Fortunatamente a questa sfida cruciale la sinistra riformista arriva in condizioni assai migliori di quanto non fosse nel 2001, all’indomani della vittoria berlusconiana e dinanzi al montare della contestazione da parte di tanti movimenti e aspiranti regicidi, oggi passati in gran parte a più miti consigli comunali. La linea tenuta dall’Unità anche in questo frangente, così come al tempo del grande linciaggio dei giornali confindustriali contro i Ds sul caso Unipol, mostra quanta acqua sia passata sotto i ponti. Dunque la battaglia può essere vinta, se solo si avrà il coraggio di darla.

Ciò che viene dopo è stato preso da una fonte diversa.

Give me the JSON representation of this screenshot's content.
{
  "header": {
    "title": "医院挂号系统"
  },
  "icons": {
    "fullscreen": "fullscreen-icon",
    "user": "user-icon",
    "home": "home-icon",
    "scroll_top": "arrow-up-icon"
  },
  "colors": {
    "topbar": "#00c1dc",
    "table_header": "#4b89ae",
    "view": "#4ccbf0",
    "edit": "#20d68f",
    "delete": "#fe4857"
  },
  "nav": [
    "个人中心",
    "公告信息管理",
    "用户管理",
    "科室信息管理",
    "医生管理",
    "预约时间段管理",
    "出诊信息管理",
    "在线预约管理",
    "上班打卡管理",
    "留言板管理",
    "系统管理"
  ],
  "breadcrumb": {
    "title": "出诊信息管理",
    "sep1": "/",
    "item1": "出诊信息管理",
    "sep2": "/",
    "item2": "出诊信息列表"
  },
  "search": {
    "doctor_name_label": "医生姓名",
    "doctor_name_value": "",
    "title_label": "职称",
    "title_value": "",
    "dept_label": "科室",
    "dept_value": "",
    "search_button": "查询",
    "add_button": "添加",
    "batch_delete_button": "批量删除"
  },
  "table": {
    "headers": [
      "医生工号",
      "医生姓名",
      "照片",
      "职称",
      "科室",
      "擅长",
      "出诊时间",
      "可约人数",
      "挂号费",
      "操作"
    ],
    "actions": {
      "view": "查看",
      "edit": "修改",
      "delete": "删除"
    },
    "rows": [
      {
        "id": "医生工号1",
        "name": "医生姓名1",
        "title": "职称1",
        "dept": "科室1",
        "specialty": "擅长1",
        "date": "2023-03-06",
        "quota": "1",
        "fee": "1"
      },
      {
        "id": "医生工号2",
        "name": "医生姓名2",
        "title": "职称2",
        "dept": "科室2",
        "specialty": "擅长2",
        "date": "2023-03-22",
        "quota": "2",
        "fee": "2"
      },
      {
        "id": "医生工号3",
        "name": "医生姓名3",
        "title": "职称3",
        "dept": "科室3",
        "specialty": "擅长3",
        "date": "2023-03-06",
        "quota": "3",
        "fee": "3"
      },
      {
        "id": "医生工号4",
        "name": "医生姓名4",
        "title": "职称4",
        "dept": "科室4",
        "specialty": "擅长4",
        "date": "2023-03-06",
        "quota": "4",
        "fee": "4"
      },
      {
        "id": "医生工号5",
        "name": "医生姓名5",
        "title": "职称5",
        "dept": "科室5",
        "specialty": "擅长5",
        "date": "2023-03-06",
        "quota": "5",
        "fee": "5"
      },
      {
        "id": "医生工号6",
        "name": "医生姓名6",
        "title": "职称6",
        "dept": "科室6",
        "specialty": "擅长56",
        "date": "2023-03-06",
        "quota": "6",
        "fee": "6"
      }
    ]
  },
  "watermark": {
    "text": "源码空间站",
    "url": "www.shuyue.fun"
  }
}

La prova di forza che attende il Professore è tutta qui. La costruzione del partito democratico, la formazione del nuovo governo e il varo dei provvedimenti necessari a fare uscire il paese dal declino economico sono tutte variabili dipendenti di questa battaglia, che solo Romano Prodi ha la forza per affrontare. Una forza che gli viene da quei quattro milioni di elettori che contro tutte le previsioni interessate e le facili ironie dei grandi giornali hanno votato per lui alle primarie. Romano Prodi oggi ha l’autorità necessaria per farcela, a patto di dismettere per sempre i panni del tecnico venuto a rimettere in sesto la coalizione e il paese come un medico pietoso, per vestire quelli del leader politico. Solo così, infatti, potrà affrontare i difficili passaggi che attendono il centrosinistra, libero dal potere di ricatto dei tanti attori di quel dibattito pubblico che sono parte essenziale della sua constituency e che tanta influenza hanno sulla formazione delle sue idee dominanti. Ne ha tutto l’interesse. Speriamo ne abbia anche la volontà.